IN RE: O'DEA'S ESTATE. BROWN v. O'DEA et al.
From an order of the superior court sitting in probate, granting a judgment of nonsuit and dismissal of appellant's petition for revocation of letters of administration issued to respondents and requesting the issuance of letters of administration to himself, appellant appeals.
These are the essential facts:
January 22, 1938, Michael F. O'Dea died intestate at Los Angeles. Thereafter letters of administration were issued to respondent Harriett T. O'Dea, a second cousin of decedent, and to respondent Citizens National Trust and Savings Bank of Los Angeles, who was nominated by Miss O'Dea as coadministrator. Subsequently, upon learning that there were three nonresident, first cousins of decedent, appellant filed a petition to have the letters of administration theretofore issued revoked and to have himself appointed as administrator of decedent's estate. The probate judge sustained an objection to the introduction of any evidence and granted a judgment of nonsuit and dismissal of the petition.

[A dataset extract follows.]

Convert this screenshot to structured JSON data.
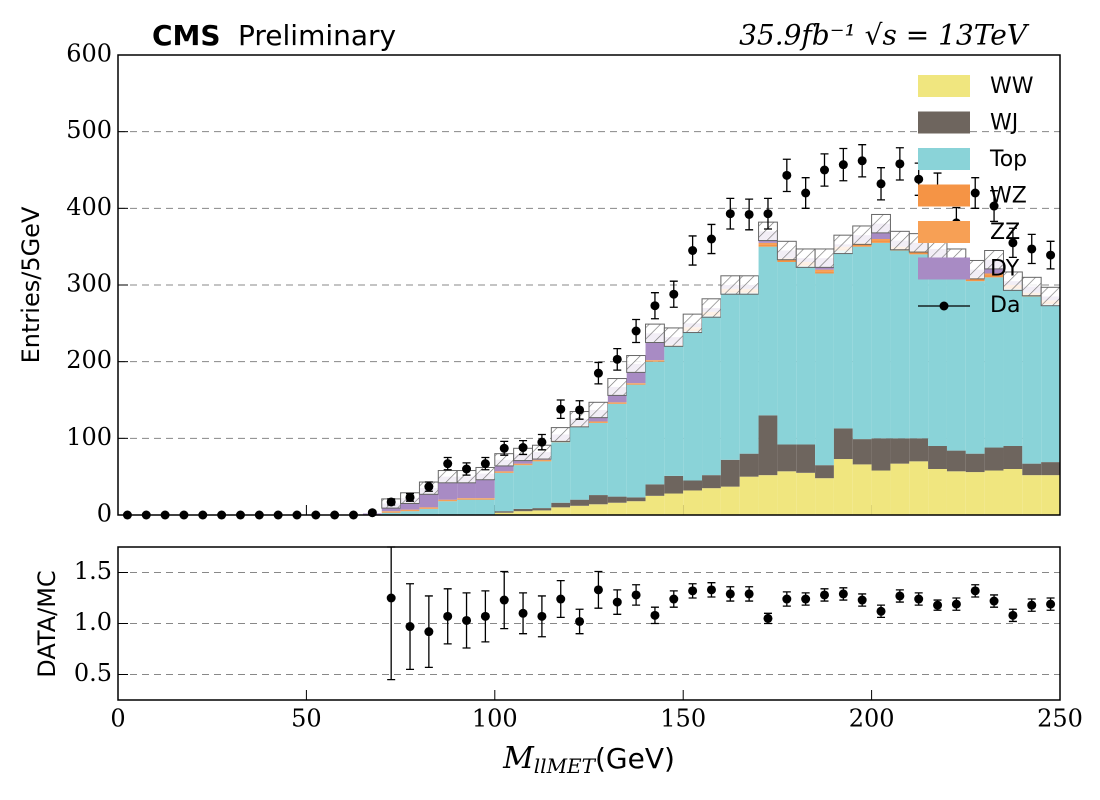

These are the questions to be determined:
First: Does section 450 of the Probate Code authorize the public administrator, after letters of administratioǹ have been granted to another, upon learning that he had a prior right to said letters, to petition for revocation of the letters of administration theretofore issued and for appointment of himself as administrator?
Second: Where, after a hearing of the petition for letters of administration, the probate court makes a finding that petitioner is “the next of kin” and an “heir at law” of decedent and “entitled” to letters of administration as such, is such finding res judicata in a subsequent proceeding under section 450 of the Probate Code, when evidence is offered to prove that the prior petitioner was not “the next of kin” or an “heir at law” or “entitled” to letters of administration?
The first question must be answered in the affirmative. The law is settled in California that, where letters of administration have been granted to any person other than the surviving (1) spouse, (2) child, (3) parent, (4) brother, or (5) sister of the intestate, or (6) the public administrator, any one of them who is competent may file a petition for the revocation of the letters theretofore issued and pray that letters of administration be issued to the petitioner. Sec. 450, Probate Code; Estate of Way, 29 Cal.App.2d 669, 673, 85 P.2d 563.
The second question must be answered in the negative. The law is settled in California that under section 450 of the Probate Code a person having superior right to letters of administration can directly attack the issuance of letters of administration to one having a secondary right thereto by filing a petition for the revocation of such letters of administration. Sec. 450, Probate Code; Estate of Way, 1938, 29 Cal.App.2d 669, 676, 85 P.2d 563.
The questions and arguments now being urged before us were presented to this court in Estate of Way, supra, and were determined adversely to the contentions made by respondents here. Thereafter on February 9, 1939, the Supreme Court denied a petition for a hearing of Estate of Way, supra, thereby overruling prior decisions which might appear to state a contrary rule, such as Estate of Nolan, 1904, 145 Cal. 559, 79 P. 428; Estate of Nelson, 1914, 167 Cal. 321, 139 P. 692; Estate of Davis, 1906, 151 Cal. 318, 86 P. 183, 90 P. 711, 121 Am.St.Rep. 105; Lynch v. Rooney, 1896, 112 Cal. 279, 44 P. 565; Estate of Calhoun, July, 1938, 27 Cal.App.2d 706, 81 P.2d 605.
For the foregoing reasons, the order appealed from is reversed.
I concur in the judgment. In my opinion Estate of Way, supra, does not overrule any prior decision.